O presidente afirmou que trabalhou mesmo durante sua viagem de descanso ao litoral de Santa Catarina, na última semana de 2021. Ele lembrou que, durante aquele período, sancionou a prorrogação da desoneração da folha de pagamento e assinou uma MP destinando verba emergencial para a Bahia. 

“O presidente não tem férias, é maldoso quem fala que eu estou de férias, eu dou minha fugida de jet ski, dou um cavalo de pau no carro do Beto Carrero”, disse Bolsonaro, lembrando dos passeios que fez durante a viagem. Como mostrou o Estadão, a Constituição não prevê férias formais para o chefe do Poder Executivo.

'Teremos eleições limpas'

Bolsonaro voltou a falar sobre eleições nesta quarta-feira. Se antes o chefe do Executivo falava contra a segurança das urnas, tendo movimentado sua base no ano passado para tentar fazer valer o voto impresso, hoje o presidente afirmou não ter nenhuma preocupação com o Tribunal Superior Eleitoral (TSE).  “Tenho certeza que as eleições vão ser limpas e os votos vão ser contados”, disse.

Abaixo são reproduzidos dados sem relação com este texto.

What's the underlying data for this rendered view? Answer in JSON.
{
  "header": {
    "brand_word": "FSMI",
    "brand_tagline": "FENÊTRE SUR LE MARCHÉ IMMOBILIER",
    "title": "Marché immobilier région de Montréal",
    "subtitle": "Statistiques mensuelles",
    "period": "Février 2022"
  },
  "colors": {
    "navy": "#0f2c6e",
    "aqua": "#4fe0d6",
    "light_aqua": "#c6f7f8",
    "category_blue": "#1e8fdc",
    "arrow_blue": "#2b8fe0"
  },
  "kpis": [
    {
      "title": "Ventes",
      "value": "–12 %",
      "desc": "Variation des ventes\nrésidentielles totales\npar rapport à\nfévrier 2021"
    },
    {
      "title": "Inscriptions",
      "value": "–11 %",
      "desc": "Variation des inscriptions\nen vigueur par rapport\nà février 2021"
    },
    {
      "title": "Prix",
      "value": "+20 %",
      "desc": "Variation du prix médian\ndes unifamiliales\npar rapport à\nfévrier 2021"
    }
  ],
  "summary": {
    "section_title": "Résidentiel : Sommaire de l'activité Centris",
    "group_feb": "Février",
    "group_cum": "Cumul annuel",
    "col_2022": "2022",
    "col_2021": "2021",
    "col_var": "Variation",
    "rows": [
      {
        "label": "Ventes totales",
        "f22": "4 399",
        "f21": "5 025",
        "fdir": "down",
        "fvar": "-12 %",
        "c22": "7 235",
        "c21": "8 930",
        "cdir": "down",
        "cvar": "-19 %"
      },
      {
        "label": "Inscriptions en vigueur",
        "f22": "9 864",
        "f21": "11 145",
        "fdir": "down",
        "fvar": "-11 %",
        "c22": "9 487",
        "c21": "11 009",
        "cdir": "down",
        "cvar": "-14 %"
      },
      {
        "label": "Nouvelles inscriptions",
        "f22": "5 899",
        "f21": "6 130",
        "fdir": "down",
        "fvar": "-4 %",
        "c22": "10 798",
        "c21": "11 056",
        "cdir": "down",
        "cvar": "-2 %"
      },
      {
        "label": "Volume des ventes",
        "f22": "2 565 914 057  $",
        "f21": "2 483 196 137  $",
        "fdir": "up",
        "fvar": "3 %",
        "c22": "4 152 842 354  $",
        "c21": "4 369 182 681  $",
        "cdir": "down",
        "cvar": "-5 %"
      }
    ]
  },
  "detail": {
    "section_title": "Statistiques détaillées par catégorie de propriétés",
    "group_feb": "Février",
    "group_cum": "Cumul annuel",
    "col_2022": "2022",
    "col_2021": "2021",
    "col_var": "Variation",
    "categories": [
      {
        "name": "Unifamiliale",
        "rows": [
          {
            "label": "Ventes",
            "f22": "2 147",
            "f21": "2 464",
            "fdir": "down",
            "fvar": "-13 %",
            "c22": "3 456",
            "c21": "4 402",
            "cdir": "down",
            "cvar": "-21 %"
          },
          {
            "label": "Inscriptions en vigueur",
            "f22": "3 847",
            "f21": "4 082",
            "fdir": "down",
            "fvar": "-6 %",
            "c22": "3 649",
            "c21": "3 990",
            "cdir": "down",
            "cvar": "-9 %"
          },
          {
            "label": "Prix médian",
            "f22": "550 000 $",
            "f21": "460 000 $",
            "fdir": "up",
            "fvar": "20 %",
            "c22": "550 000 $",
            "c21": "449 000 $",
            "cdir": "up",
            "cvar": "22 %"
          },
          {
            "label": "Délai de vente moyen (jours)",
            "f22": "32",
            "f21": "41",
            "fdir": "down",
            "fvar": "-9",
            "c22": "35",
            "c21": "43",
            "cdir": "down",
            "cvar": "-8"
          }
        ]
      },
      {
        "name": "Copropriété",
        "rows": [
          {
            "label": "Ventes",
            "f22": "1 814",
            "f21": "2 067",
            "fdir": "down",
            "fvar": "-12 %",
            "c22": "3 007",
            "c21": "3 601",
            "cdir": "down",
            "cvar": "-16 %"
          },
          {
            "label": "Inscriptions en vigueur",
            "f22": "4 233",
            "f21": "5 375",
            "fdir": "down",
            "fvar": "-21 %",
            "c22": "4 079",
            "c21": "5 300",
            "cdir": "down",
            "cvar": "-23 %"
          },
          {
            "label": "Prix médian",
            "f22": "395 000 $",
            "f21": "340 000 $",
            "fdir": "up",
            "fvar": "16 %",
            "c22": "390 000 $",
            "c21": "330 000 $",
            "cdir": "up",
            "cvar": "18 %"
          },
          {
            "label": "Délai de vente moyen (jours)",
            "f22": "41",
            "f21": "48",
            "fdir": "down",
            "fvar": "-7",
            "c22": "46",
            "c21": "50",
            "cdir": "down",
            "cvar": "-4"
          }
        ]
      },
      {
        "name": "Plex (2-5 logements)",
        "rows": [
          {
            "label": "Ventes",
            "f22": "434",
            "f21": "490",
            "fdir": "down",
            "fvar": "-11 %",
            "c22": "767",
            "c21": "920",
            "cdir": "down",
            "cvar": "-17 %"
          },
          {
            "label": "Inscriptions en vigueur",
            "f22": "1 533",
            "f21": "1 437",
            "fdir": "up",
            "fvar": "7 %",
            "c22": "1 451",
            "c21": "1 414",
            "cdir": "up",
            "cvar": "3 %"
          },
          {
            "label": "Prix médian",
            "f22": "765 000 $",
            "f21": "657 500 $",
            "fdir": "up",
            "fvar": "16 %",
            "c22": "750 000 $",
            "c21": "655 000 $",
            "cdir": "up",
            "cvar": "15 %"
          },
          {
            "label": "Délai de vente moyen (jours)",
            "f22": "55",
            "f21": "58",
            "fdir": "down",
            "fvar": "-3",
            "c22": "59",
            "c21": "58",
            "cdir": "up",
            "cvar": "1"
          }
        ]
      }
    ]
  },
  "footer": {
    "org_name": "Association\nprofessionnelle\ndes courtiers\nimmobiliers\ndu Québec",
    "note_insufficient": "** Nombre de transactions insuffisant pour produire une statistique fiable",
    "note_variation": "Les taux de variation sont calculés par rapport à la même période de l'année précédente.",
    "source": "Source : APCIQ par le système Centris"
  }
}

Comentando sobre o convite do presidente do TSE, ministro Luís Roberto Barroso, para que as Forças Armadas participem do processo eleitoral, Bolsonaro afirmou: “Aceitamos, para participar de todo o processo eleitoral, sem exceção”.

O presidente destacou que o Ministério da Defesa fez alguns questionamentos ao ministro sobre as fragilidades das urnas, e afirmou que, a depender da resposta de Barroso, algo poderá ser mudado. “Pode ser que nos convença que estamos errados, mas agora, se nós não estivermos errados pode ter certeza que algo deve ser mudado”, disse, alegando que não se tratava de uma “bravata”.

“Nos vamos aceitar o que querem impor a nossa população, o brasileiro merece eleições limpas e transparentes e ninguém é dono da verdade aqui no País. Então, a lei vai ser cumprida e teremos eleições limpas e transparentes”, concluiu.

Flávia Arruda

O presidente disse também que a ministra da Secretaria de Governo, Flávia Arruda, “não será demitida pela imprensa”. Nos últimos dias, parlamentares do Centrão iniciaram uma fritura da ministra porque ela supostamente não teria cumprido promessas de liberação de verbas. 

“A indicação da Flávia Arruda foi minha”, declarou o chefe do Executivo durante uma coletiva de imprensa no Hospital Vila Nova Star, após receber alta médica. O presidente disse que não a nomeou para o cargo por ser mulher, mas pela competência. “Ninguém ligou para mim. Ninguém pede cabeça de ministro como acontecia no passado”, acrescentou.

Bolsonaro também afirmou que “desconhece” onde a ministra teria errado para que a demissão dela fosse solicitada. “Se, porventura, [ela] estiver errando, como já aconteceu, acontece, eu chamo e converso com ela. Ela não será demitida jamais pela imprensa”, disse.